The front-end is the first thing that it is designed. It encompasses the look
and feel of a web site. This is probably the most established part of the web
site production process. Design has been around since Guttenberg printed his
first bible. Much of what has been used in print media (especially art
magazines) has transferred to the web.
Most well thought out web sites start off with sketches on paper. We like using
the big huge box of crayons, the one with the crayon sharpener built in. Most of
the colors in the "big box" are pleasing to the eye and are web
friendly. If you use begin paying attention to sites you'll notice that only a
few colors are actually used, 256 to be exact. Only about 100 of those won't
give you a headache when you look at them. On request we will give these early
designs to a client that wants to control the look and feel of their site. The
site, of course, never ends up looking like the early designs. The same idea and
concept is there but because of restrictions colors and whole images are lost.
This brings us to the next part of the front-end, the actual site creation. This
is what many people view as the most important, which is what separates a
professional looking site from an amateur one.
We create the images using products from across the board. Mainly, we stick to
industry standards like Photoshop and Illustrator. After getting the basic image
in terms of proportions and size we create the static HTML page.

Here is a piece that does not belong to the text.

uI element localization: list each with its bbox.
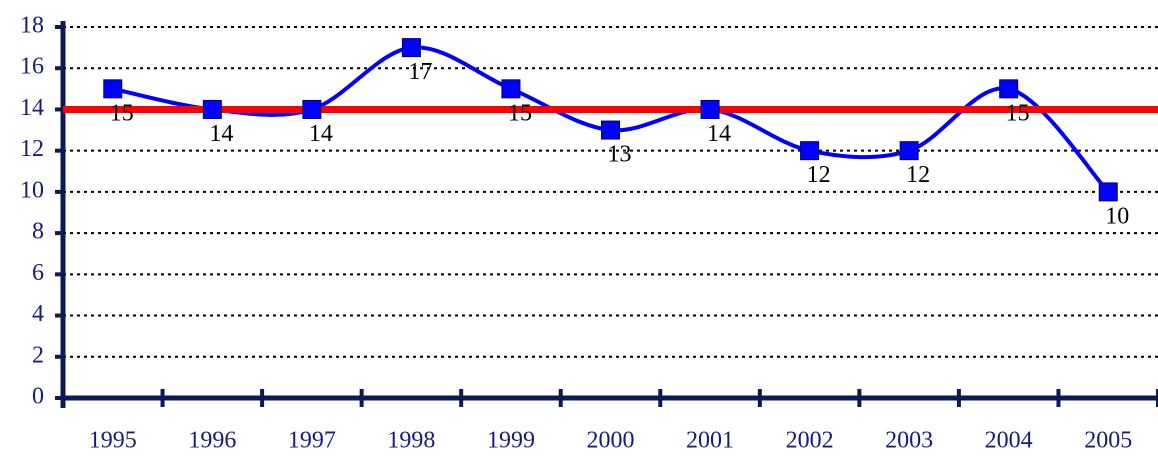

This is the basic page you would see if you viewed the page source. This is one
of the most rewarding, most hated and most tedious part of the web design
process. Each browser displays a page differently. Since most users either use
Internet Explorer 4+ or Netscape 4.5 we cater to those two. Sometimes we build a
different site for each, trying to maintain the same layout.
That concludes the front-end section. Personal sites and some small business
sites stop here. While this maybe acceptable today, tomorrow any web site hoping
to attract and keep visitors is going to have a strong back-end.